Berita Utama Solo Raya Entertainment Lifestyle Sport Kesehatan Ekonomi Teknologi Otomotif Sriwedaren Wisata dan Kuliner Persis Solo

Kenapa Ahmad Sahroni Dihukum Nonaktif 6 Bulan dari DPR? Terbukti Langgar Kode Etik, Ini yang Jadi Masalah

Didi Agung Eko Purnomo • Kamis, 6 November 2025 | 04:19 WIB
Ahmad Sahroni beri komentar positif soal pemecatan 3 hakim di kasus Ronald Tannur, Erintuah Damanik termasuk!
Ahmad Sahroni beri komentar positif soal pemecatan 3 hakim di kasus Ronald Tannur, Erintuah Damanik termasuk!

SOLOBALAPAN.COM - Perjalanan kasus etik yang menyeret politisi Partai Nasdem, Ahmad Sahroni, akhirnya menemui babak akhir.

Mahkamah Kehormatan Dewan (MKD) DPR RI secara resmi menjatuhkan sanksi berat kepada 'Crazy Rich Tanjung Priok' tersebut pada hari ini, Rabu (5/11/2025).

Dalam sidang putusan, MKD menyatakan Ahmad Sahroni terbukti melanggar kode etik sebagai anggota dewan dan menjatuhkan hukuman nonaktif (skorsing) dari jabatannya selama enam bulan.

Penyebab: Pernyataan Dianggap 'Tidak Bijak'

Wakil Ketua MKD, Imran Amin, yang memimpin sidang, menjelaskan bahwa akar permasalahan kasus ini adalah pernyataan yang pernah dilontarkan Sahroni.

MKD menilai ucapan sang politisi "tidak bijak" saat menanggapi sebuah polemik yang sedang menjadi sorotan publik.

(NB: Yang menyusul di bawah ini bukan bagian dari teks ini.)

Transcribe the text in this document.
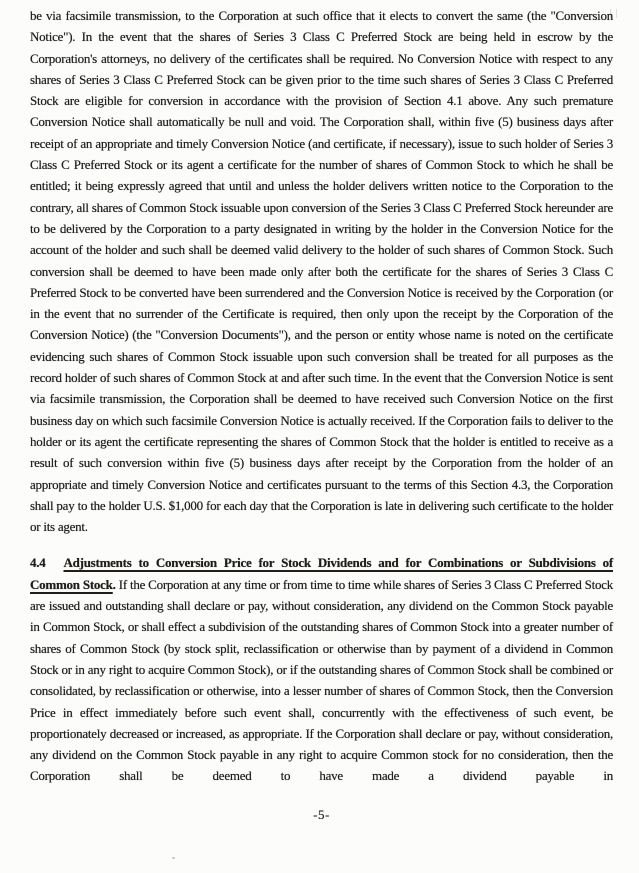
be via facsimile transmission, to the Corporation at such office that it elects to convert the same (the "Conversion Notice"). In the event that the shares of Series 3 Class C Preferred Stock are being held in escrow by the Corporation's attorneys, no delivery of the certificates shall be required. No Conversion Notice with respect to any shares of Series 3 Class C Preferred Stock can be given prior to the time such shares of Series 3 Class C Preferred Stock are eligible for conversion in accordance with the provision of Section 4.1 above. Any such premature Conversion Notice shall automatically be null and void. The Corporation shall, within five (5) business days after receipt of an appropriate and timely Conversion Notice (and certificate, if necessary), issue to such holder of Series 3 Class C Preferred Stock or its agent a certificate for the number of shares of Common Stock to which he shall be entitled; it being expressly agreed that until and unless the holder delivers written notice to the Corporation to the contrary, all shares of Common Stock issuable upon conversion of the Series 3 Class C Preferred Stock hereunder are to be delivered by the Corporation to a party designated in writing by the holder in the Conversion Notice for the account of the holder and such shall be deemed valid delivery to the holder of such shares of Common Stock. Such conversion shall be deemed to have been made only after both the certificate for the shares of Series 3 Class C Preferred Stock to be converted have been surrendered and the Conversion Notice is received by the Corporation (or in the event that no surrender of the Certificate is required, then only upon the receipt by the Corporation of the Conversion Notice) (the "Conversion Documents"), and the person or entity whose name is noted on the certificate evidencing such shares of Common Stock issuable upon such conversion shall be treated for all purposes as the record holder of such shares of Common Stock at and after such time. In the event that the Conversion Notice is sent via facsimile transmission, the Corporation shall be deemed to have received such Conversion Notice on the first business day on which such facsimile Conversion Notice is actually received. If the Corporation fails to deliver to the holder or its agent the certificate representing the shares of Common Stock that the holder is entitled to receive as a result of such conversion within five (5) business days after receipt by the Corporation from the holder of an appropriate and timely Conversion Notice and certificates pursuant to the terms of this Section 4.3, the Corporation shall pay to the holder U.S. $1,000 for each day that the Corporation is late in delivering such certificate to the holder or its agent.

4.4 Adjustments to Conversion Price for Stock Dividends and for Combinations or Subdivisions of Common Stock. If the Corporation at any time or from time to time while shares of Series 3 Class C Preferred Stock are issued and outstanding shall declare or pay, without consideration, any dividend on the Common Stock payable in Common Stock, or shall effect a subdivision of the outstanding shares of Common Stock into a greater number of shares of Common Stock (by stock split, reclassification or otherwise than by payment of a dividend in Common Stock or in any right to acquire Common Stock), or if the outstanding shares of Common Stock shall be combined or consolidated, by reclassification or otherwise, into a lesser number of shares of Common Stock, then the Conversion Price in effect immediately before such event shall, concurrently with the effectiveness of such event, be proportionately decreased or increased, as appropriate. If the Corporation shall declare or pay, without consideration, any dividend on the Common Stock payable in any right to acquire Common stock for no consideration, then the Corporation shall be deemed to have made a dividend payable in

-5-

"Bahwa telah mencermati pernyataan teradu lima Ahmad Sahroni... mahkamah berpendapat pernyataan tersebut tidak bijak," jelas Imran saat membacakan putusan di Gedung DPR, Jakarta Pusat.

Menurut MKD, sebagai seorang wakil rakyat, Ahmad Sahroni seharusnya dapat menggunakan pilihan kata yang lebih pantas dan arif.

Hal itu buntut dari pernyataan Ahmad Sahroni yang menyebut rakyat tolol.

Hal itu sebagai umpan balik kepada kritik publik terhadap anggota DPR RI yang berjoget ria pada momen sidang tahunan MPR RI pada Jumat (15/8/2025).

Sahroni mengatakan orang yang menyerukan pembubaran DPR sebagai "orang tolol sedunia".

"Mental manusia yang begitu adalah mental orang tertolol sedunia. Catat nih, orang yang cuma bilang bubarin DPR itu adalah orang tolol sedunia.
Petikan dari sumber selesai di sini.